Can a principal be held liable for breach of contract if a third party agrees to contract without consulting the principal?

Ontario, Canada


The following excerpt is from Ellas Restaurant (Scarborough) Ltd. v. Zejnelovski-Veseli, 2005 CanLII 25888 (ON SC):

The portions of the text that were highlighted by counsel are reproduced below: Where an agent in fact is expressly or impliedly authorized to contract with a third person on behalf of his principal, and the third person knows it and deals with the agent on that basis, there is no difficulty in concluding that a contract is formed between the principal and the third party. It is as though the principal were dealing directly with the third party, an agent forming a mere means of communication between two principal parties. The principal’s secret instructions to the agent do not alter the reasonableness of the third party’s expectation. It has been held in such circumstances that the principal is liable if the agent acts within the apparent or ostensible authority. The third party’s expectation is thereby preferred to the principal’s express wish not to contract. The agent has no “right” to disregard the principal’s instructions – the principal can sue the agent for breach of contract – but the agent has a “power” to bind the principal vis-a-vis the third party. One of two innocent parties must suffer for the agent’s default, and the risk is placed on the principal, perhaps because the principal has the better opportunity to investigate the agent’s trustworthiness, or perhaps because it is thought that the principal should absorb as one of the costs of the enterprise the loss caused by the agent’s defaults…The principal having led the third party to believe that the agent had authority is estopped from denying it after the third party’s reliance.
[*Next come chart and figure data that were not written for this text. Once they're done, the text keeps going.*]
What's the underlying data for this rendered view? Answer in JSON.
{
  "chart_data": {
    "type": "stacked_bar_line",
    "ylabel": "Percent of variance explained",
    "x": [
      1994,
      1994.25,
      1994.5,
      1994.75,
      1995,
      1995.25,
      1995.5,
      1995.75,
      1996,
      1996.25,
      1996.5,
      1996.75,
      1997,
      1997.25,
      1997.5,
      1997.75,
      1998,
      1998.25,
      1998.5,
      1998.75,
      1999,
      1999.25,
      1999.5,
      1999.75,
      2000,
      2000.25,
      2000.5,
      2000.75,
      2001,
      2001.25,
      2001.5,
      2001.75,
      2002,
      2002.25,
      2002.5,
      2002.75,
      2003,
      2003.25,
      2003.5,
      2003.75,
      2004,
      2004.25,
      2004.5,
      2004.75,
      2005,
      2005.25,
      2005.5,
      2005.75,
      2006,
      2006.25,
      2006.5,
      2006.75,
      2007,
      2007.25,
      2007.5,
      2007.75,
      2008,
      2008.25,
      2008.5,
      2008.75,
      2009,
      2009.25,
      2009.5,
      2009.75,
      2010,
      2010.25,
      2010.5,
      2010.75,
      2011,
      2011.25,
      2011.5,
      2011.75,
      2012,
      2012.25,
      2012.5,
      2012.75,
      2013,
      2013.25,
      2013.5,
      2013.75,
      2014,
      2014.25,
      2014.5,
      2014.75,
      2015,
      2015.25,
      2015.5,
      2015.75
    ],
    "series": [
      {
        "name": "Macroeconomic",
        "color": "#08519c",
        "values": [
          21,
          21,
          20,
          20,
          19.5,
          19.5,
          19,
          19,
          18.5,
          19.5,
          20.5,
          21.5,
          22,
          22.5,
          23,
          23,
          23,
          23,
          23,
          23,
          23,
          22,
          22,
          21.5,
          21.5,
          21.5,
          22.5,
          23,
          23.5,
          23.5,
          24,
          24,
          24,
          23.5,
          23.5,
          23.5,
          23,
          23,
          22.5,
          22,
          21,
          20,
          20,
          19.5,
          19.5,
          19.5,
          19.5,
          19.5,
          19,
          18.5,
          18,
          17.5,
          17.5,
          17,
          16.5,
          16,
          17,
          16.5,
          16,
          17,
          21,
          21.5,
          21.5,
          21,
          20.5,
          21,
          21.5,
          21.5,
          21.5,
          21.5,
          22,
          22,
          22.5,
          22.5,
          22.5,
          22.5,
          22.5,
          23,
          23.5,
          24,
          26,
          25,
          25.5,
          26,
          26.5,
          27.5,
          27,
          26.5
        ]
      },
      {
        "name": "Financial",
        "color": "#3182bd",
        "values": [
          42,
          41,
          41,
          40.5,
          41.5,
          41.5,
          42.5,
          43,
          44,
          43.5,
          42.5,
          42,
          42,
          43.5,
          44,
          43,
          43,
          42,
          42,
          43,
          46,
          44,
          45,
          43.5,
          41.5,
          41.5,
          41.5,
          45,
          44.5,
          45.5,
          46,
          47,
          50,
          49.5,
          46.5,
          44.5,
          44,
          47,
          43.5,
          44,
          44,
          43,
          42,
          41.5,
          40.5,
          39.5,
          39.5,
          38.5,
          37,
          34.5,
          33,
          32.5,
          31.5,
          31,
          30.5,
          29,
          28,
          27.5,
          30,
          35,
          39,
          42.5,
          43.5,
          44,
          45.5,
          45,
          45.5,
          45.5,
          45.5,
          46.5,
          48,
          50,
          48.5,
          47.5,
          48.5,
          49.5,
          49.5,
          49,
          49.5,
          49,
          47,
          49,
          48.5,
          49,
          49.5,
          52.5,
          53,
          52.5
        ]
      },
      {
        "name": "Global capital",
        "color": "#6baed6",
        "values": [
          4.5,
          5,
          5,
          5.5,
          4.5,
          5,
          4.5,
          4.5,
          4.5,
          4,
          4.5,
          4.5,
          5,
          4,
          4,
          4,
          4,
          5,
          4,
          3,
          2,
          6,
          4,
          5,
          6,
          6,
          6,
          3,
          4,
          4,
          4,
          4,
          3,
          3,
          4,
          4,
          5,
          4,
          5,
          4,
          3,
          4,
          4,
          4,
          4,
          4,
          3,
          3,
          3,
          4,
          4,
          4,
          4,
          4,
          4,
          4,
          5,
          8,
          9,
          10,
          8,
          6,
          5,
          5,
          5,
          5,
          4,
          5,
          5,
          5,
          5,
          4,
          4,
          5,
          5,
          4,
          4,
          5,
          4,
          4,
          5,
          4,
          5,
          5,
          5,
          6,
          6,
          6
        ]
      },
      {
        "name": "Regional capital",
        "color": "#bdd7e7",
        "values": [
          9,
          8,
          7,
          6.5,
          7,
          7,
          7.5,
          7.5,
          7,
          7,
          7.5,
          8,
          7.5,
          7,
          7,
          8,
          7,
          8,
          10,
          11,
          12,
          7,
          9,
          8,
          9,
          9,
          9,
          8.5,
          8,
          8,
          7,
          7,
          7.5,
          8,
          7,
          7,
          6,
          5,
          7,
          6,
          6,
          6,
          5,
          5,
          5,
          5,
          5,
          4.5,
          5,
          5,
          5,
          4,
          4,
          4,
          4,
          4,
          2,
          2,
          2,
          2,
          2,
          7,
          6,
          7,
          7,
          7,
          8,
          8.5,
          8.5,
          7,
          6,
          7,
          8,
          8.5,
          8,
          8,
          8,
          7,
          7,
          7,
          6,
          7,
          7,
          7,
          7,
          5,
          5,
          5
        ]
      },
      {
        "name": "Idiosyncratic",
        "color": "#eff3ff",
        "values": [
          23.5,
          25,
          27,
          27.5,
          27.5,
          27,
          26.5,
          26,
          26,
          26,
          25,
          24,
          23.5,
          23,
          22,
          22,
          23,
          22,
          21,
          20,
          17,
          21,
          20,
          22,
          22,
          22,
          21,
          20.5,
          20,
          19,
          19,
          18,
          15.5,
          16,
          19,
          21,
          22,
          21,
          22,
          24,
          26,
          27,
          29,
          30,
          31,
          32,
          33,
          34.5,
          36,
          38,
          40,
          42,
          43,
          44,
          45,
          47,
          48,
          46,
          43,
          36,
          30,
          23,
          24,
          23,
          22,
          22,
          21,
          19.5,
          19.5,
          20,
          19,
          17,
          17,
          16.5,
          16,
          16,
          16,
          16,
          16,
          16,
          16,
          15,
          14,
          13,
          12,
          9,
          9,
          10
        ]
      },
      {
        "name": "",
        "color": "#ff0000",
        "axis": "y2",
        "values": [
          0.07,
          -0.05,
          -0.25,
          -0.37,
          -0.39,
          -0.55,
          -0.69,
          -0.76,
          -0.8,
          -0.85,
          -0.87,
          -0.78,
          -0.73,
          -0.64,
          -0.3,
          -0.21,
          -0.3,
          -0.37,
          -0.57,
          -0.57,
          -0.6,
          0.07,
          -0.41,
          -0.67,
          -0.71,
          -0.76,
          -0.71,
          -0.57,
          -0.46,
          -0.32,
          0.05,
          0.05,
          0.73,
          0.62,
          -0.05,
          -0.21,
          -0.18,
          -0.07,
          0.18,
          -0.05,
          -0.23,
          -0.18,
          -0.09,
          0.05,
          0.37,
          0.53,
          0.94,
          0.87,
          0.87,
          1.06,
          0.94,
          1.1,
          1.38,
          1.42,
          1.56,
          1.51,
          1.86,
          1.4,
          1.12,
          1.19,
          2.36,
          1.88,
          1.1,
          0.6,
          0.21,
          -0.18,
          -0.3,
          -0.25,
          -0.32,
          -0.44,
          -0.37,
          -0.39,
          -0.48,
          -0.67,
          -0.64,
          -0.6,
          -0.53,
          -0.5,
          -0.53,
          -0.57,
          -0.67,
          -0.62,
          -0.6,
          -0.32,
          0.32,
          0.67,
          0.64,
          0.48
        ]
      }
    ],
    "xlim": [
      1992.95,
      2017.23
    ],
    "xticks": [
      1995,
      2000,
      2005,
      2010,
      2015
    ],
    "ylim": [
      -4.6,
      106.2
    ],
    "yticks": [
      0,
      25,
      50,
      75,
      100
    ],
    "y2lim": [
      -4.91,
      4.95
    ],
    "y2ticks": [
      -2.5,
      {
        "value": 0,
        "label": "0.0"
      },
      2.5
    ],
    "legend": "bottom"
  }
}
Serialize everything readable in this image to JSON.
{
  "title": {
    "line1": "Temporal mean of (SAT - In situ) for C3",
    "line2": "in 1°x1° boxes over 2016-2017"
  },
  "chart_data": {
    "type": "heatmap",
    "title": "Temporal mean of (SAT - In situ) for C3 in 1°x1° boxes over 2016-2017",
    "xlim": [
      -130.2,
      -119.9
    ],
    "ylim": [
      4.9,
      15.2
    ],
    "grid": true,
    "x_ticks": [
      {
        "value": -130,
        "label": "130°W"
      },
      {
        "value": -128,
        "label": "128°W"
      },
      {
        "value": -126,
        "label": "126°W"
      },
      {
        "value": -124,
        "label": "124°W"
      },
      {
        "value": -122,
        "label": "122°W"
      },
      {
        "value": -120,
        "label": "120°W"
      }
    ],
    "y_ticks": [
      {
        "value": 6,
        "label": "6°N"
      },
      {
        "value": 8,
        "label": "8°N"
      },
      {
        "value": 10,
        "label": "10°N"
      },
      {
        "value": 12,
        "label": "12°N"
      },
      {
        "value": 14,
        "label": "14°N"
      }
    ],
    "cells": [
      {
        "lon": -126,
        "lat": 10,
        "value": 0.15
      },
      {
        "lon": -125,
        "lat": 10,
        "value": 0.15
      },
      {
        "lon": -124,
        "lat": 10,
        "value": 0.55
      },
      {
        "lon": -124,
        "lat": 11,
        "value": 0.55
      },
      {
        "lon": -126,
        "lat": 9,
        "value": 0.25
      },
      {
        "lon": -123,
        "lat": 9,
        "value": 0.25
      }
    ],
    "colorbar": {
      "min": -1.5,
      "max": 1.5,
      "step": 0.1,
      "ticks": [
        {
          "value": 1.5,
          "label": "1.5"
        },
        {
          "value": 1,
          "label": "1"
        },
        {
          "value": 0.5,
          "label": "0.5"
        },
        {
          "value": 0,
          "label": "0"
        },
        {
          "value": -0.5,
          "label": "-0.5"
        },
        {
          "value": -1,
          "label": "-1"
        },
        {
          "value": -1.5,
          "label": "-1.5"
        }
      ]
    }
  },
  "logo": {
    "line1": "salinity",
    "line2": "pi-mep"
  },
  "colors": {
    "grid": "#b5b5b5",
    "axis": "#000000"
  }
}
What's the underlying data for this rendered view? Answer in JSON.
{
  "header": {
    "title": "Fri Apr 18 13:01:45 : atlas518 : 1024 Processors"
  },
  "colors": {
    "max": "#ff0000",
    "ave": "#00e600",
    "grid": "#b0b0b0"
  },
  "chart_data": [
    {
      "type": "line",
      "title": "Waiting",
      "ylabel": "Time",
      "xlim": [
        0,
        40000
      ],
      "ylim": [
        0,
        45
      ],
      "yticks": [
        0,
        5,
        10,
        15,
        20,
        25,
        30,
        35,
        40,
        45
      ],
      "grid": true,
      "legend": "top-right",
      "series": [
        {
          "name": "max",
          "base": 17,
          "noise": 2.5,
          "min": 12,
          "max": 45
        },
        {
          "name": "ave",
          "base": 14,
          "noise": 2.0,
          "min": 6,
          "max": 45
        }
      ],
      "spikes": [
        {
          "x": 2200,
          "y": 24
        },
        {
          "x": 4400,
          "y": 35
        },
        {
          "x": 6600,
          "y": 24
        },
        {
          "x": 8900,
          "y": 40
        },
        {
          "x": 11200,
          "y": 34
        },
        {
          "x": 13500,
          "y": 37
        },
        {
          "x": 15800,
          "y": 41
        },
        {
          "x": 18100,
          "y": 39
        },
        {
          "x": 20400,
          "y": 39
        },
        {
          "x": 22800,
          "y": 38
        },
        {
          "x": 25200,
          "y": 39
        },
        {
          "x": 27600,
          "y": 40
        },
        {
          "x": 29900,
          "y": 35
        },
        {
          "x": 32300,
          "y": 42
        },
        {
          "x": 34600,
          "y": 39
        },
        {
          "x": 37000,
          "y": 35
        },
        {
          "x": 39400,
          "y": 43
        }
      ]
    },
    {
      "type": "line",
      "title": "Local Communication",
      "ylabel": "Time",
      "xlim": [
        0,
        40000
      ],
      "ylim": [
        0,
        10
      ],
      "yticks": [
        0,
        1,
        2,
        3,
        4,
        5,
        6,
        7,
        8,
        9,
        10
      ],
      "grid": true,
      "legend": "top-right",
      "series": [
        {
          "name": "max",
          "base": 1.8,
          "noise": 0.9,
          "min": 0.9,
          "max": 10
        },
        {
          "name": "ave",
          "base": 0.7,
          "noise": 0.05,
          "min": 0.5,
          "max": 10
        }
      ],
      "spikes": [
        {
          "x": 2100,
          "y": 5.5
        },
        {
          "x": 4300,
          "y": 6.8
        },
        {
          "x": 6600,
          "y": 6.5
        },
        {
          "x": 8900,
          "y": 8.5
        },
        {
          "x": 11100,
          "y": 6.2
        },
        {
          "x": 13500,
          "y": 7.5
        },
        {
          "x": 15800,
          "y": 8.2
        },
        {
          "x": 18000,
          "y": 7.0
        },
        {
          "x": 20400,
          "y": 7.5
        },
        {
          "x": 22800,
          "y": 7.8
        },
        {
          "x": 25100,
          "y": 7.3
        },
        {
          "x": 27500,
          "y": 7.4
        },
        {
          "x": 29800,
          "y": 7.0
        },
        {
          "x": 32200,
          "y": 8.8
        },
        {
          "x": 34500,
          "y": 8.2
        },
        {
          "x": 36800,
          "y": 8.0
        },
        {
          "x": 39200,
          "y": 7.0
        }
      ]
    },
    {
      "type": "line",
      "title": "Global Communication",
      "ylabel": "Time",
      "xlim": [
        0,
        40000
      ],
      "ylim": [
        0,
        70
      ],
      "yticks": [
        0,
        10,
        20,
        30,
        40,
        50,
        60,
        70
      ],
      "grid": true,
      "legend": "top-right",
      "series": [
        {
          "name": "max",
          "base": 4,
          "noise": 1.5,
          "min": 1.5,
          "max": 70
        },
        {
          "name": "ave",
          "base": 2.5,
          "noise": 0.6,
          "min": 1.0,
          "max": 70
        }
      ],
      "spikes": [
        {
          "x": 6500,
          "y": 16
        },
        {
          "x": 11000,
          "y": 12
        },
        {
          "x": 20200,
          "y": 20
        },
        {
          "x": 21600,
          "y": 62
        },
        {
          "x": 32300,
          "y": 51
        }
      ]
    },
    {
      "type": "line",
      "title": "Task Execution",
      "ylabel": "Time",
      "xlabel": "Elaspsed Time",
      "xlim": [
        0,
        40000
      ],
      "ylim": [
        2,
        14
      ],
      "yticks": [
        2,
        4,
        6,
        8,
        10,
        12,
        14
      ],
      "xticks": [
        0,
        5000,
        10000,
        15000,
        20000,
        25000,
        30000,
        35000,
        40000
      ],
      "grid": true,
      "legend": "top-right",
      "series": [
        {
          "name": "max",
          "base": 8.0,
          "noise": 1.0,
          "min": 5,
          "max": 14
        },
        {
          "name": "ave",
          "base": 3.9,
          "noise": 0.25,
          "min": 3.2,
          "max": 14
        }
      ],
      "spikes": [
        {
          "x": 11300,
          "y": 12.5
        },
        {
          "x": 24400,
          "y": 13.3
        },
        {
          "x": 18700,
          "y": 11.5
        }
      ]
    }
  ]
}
If the agent did not have actual or apparent authority when dealing with the third party, the principal may still be liable if the latter subsequently ratifies the transaction. Again ratification may be by words, or, as in the case of Spiro v. Lintern, discussed in Chapter 5 above, by conduct. In such a case the principal’s conduct amounts to a manifestation of assent to the transaction, and it seems consistent with the general theories of contract formation that the principal should be held liable.